Live Nation told senators it has bolstered anti‑bot measures and introduced account‑verification steps, while senators pressed the company about an FTC complaint that alleged internal language of 'turn a blind eye' to brokers and sought production of contracts and lists of artists who can limit resale.

In a Jan. 30 Commerce subcommittee hearing, Live Nation and other ticketing industry representatives defended recent anti‑bot and transparency changes but faced repeated demands for documentary evidence tied to an FTC complaint and DOJ antitrust litigation.

Dan Wall, Live Nation’s executive vice president for corporate and regulatory affairs, said the company has increased investment in anti‑bot defenses and identity verification and described tools such as a face‑value exchange and a newly appointed technologist in senior leadership. Wall acknowledged escalations in automated attacks and told the committee the company is seeing significantly higher volumes of automated sign‑up and purchase attempts.

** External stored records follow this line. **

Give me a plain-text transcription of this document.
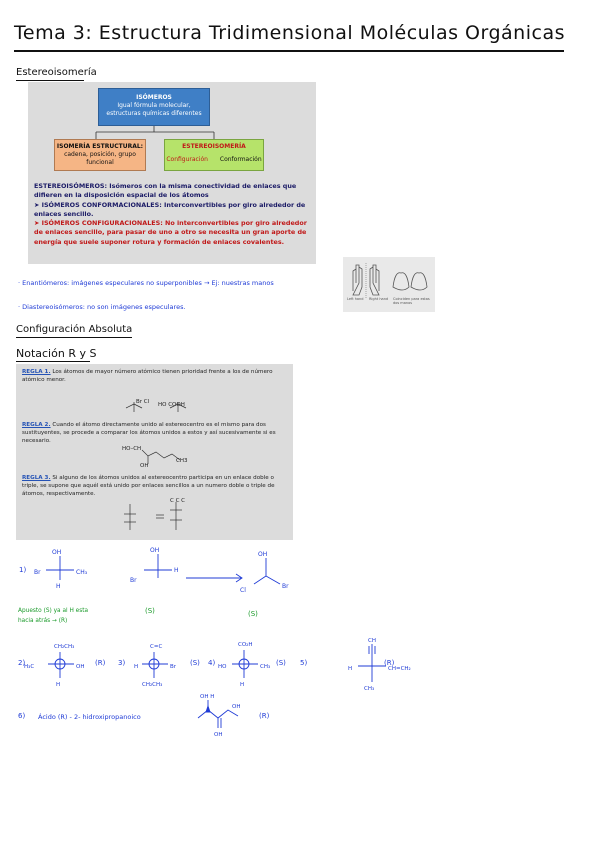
Tema 3: Estructura Tridimensional Moléculas Orgánicas
Estereoisomería
ISÓMEROS
Igual fórmula molecular,
estructuras químicas diferentes
ISOMERÍA ESTRUCTURAL:
cadena, posición, grupo
funcional
ESTEREOISOMERÍA
Configuración Conformación
ESTEREOISÓMEROS: Isómeros con la misma conectividad de enlaces que difieren en la disposición espacial de los átomos
➤ ISÓMEROS CONFORMACIONALES: Interconvertibles por giro alrededor de enlaces sencillo.
➤ ISÓMEROS CONFIGURACIONALES: No interconvertibles por giro alrededor de enlaces sencillo, para pasar de uno a otro se necesita un gran aporte de energía que suele suponer rotura y formación de enlaces covalentes.
· Enantiómeros: imágenes especulares no superponibles → Ej: nuestras manos
· Diastereoisómeros: no son imágenes especulares.
Left hand Right hand Coinciden para estas dos manos
Configuración Absoluta
Notación R y S
REGLA 1. Los átomos de mayor número atómico tienen prioridad frente a los de número atómico menor.
Br Cl HO COOH
REGLA 2. Cuando el átomo directamente unido al estereocentro es el mismo para dos sustituyentes, se procede a comparar los átomos unidos a estos y así sucesivamente si es necesario.
HO–CH
OH
CH3
REGLA 3. Si alguno de los átomos unidos al estereocentro participa en un enlace doble o triple, se supone que aquél está unido por enlaces sencillos a un numero doble o triple de átomos, respectivamente.
C C C
1)
OH
Br	CH₃
H
OH
Br
H
OH
Cl
Br
(S)	(S)
Apuesto (S) ya al H esta
hacia atrás → (R)
CH₂CH₃
H₃C	OH
H
C=C
H	Br
CH₂CH₃
CO₂H
HO	CH₃
H
CH
H	CH=CH₂
CH₃
2)	(R) 3)	(S) 4)	(S) 5)	(R)
6) Ácido (R) - 2- hidroxipropanoico
OH H
OH
OH
(R)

Senators cited language in the FTC complaint and an internal email that said the company would "turn a blind eye" to brokers using multiple accounts. Chairwoman Blackburn and others asked why brokers had been permitted multiple accounts and whether Ticketmaster disciplined brokers who evaded controls. Wall said the email was taken out of context, pledged to submit further information and said the company has adopted a policy limiting brokers to a single Ticketmaster account and removing certain broker management tools.

Independent venue testimony described repeated incidents where fake or speculative listings appeared on reseller sites and left venues to handle upset customers at doors. Venues reported difficulty getting reseller platforms to answer complaints promptly.

Witnesses and senators agreed on some shared goals — such as banning deceptive speculative listings and adopting all‑in pricing — but differed over whether platforms had been sufficiently proactive, how much harmful activity remains, and whether technical measures alone can close enforcement gaps. Senators asked the panel to provide lists of artists that can control resale and to produce records; the committee said it will consider subpoenas if voluntary compliance is insufficient.